4 Analysis and Discussion

Having presented our case studies graphically, we now explicitly estimate the four key parameters from our theory model, in particular: the rate of increase of computing power, the exponent for I.T., the proportion of improvement in performance explainable from improvement in I.T., and the residual portion of growth not explained by increases in computing power.

Throughout this section, we shall use the language of causality in interpreting our results. Normally with time series data, this would be problematic without a natural experiment, instrumental variable or other means of providing statistical identification. But here, we rely not on statistical analysis of our data to get causality, but on the extensive scientific experimentation done by those in these fields. That is, in all five of these areas, engineering and scientific understanding has been built using experiments that prove that computing power causally improves performance (e.g. [director2010increasing, neumann2019assessing]). For example, NOAA does tests showing that weather forecasts can be improved by running a for a longer time than it would otherwise for a calculation. For example, to test whether a increase in computing would give a better result, they could run a calculation that needs to be done in 1 hour for 2 hours. The results from this testing are then part of the funding approval process for getting sufficient computing power to run the new method in the required amount of time. Thus, it is the experimental testing in these fields, not after-the-fact statistical identification, that we use to get causality141414One potential caveat to this is chess in the period since 1997. Since that time, the cost of computing being used has fallen, suggesting that there may have been less vigilance on the budget and thus on proving additional performance..

The economic cost of the computing systems used provides a second argument for why the causality runs from computing power to performance: revealed preference.
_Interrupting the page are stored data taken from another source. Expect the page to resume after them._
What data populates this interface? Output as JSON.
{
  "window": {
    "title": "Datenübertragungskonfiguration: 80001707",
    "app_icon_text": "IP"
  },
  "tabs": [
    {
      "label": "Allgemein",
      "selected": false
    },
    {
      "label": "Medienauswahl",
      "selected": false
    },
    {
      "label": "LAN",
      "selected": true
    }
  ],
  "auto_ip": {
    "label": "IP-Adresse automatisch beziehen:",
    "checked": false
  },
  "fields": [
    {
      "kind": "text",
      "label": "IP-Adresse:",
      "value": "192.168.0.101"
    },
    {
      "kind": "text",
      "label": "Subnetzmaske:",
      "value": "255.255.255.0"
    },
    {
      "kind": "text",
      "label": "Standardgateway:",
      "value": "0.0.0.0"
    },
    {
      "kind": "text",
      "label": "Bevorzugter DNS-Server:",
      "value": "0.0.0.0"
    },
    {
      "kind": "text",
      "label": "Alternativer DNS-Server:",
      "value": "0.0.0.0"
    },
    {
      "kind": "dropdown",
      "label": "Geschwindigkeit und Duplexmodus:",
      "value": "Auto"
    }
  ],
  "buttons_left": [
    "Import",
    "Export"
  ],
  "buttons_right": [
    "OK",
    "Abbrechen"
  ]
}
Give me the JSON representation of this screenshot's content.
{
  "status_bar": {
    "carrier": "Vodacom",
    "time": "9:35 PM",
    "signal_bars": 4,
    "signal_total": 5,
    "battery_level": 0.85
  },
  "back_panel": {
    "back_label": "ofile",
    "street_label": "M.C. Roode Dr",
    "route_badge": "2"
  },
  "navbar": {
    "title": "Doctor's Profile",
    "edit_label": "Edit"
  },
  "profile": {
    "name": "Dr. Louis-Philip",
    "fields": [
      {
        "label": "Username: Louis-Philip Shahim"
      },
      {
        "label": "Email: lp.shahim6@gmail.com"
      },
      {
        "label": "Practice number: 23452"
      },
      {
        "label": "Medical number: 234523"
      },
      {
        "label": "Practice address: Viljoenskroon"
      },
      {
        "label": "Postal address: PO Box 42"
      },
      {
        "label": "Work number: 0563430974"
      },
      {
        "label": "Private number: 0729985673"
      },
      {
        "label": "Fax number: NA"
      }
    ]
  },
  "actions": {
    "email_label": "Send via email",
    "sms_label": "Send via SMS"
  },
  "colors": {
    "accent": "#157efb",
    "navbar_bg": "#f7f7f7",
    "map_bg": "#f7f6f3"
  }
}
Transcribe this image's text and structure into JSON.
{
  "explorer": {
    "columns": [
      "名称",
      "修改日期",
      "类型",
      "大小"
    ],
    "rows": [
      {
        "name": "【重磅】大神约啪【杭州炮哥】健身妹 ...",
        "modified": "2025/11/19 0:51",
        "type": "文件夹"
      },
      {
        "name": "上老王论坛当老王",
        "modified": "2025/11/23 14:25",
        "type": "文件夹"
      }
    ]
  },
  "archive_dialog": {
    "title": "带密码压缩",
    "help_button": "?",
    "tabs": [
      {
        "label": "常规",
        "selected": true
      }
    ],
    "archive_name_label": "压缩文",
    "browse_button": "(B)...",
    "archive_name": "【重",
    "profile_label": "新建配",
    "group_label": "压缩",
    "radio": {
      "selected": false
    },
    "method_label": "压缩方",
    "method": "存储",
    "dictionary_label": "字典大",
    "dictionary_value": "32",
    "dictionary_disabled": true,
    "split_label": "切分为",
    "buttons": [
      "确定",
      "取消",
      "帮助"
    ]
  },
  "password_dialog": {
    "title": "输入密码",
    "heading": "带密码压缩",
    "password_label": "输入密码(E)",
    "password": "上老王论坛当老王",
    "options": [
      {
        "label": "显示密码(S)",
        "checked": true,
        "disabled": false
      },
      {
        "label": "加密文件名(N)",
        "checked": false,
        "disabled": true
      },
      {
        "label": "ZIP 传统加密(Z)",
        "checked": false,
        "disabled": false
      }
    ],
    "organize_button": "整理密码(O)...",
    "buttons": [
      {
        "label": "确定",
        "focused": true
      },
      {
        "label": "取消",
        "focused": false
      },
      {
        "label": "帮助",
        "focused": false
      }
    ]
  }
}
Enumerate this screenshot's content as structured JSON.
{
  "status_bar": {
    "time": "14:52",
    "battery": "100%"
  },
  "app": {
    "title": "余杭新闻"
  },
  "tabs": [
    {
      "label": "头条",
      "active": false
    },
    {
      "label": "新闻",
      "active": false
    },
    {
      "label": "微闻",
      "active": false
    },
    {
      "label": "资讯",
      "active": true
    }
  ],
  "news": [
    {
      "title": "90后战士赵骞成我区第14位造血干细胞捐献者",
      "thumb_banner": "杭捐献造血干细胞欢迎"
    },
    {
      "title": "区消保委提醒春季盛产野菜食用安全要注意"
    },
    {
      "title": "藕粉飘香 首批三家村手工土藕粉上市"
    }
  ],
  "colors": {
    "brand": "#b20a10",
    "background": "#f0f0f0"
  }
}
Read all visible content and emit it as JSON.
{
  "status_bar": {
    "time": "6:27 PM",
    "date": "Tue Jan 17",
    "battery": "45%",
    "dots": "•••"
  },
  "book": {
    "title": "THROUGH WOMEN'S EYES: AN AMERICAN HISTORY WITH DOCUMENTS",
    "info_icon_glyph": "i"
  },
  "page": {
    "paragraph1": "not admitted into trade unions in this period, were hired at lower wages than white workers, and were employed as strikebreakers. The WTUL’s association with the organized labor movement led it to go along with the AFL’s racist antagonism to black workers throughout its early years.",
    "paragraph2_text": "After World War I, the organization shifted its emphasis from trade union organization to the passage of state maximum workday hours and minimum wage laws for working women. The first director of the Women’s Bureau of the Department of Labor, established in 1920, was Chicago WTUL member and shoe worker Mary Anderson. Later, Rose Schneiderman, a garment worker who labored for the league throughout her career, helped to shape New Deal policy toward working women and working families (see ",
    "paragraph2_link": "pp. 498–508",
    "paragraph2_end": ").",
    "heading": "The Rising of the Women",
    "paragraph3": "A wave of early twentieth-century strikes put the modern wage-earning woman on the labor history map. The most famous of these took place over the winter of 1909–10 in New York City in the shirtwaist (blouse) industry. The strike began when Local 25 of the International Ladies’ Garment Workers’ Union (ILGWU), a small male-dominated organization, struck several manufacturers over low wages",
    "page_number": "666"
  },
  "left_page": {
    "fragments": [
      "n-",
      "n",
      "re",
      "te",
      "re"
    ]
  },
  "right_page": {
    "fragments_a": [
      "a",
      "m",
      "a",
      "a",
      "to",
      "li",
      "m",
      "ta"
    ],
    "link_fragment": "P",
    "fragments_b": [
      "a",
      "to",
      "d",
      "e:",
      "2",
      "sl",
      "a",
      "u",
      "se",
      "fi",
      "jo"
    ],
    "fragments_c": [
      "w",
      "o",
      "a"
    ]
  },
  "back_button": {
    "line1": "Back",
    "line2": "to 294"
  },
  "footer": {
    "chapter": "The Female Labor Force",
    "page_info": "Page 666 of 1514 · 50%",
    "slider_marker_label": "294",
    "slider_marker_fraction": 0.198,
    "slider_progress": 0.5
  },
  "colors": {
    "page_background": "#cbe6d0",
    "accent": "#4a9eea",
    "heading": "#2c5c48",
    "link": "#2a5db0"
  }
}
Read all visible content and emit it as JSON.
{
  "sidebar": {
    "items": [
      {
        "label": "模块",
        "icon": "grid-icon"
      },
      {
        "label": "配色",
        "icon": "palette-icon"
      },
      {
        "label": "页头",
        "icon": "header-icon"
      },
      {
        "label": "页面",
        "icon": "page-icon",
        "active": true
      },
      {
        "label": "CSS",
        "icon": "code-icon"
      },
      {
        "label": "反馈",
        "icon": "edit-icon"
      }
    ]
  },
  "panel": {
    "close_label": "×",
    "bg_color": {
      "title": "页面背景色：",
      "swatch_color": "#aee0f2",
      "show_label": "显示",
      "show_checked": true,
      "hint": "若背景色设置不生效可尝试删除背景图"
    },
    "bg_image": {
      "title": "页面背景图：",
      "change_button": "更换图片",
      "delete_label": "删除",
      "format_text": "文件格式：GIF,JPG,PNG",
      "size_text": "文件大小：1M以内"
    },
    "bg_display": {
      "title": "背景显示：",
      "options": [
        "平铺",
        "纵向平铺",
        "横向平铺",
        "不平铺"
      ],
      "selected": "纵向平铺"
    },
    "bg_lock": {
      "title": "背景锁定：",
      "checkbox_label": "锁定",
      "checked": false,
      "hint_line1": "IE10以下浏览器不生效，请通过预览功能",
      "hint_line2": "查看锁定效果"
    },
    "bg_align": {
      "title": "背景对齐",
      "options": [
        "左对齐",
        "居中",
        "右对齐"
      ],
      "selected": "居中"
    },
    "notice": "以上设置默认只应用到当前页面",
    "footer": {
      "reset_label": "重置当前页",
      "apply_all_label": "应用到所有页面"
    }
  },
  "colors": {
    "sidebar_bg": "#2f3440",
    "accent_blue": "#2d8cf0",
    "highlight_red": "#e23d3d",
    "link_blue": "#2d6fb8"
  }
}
Even after accounting for rapid hardware improvement rates, all of these areas have shown enormous increases in the cost of the computing power being used. Literally, hundreds of millions of dollars have been spent on these systems because their owners were convinced that causality runs in this direction. Had this not been true, we would have expected the owners of these systems to update their computers to get the benefit of newer hardware while maintaining or lowering costs.

While we find the experiments conducted by scientists to be particular compelling evidence of causality (much more so that typical statistical measures), we also recognize that this way of establishing it is unorthodox in this literature. As such, in Appendix 6, we also present more-traditional statistical tests for establishing causality.

4.1 The Growth in Computing Power

Table 2 shows our estimates for the rate of increase of computing power across our domains:

Computer Chess
Computer Go
Weather Prediction
Oil Exploration
(BP)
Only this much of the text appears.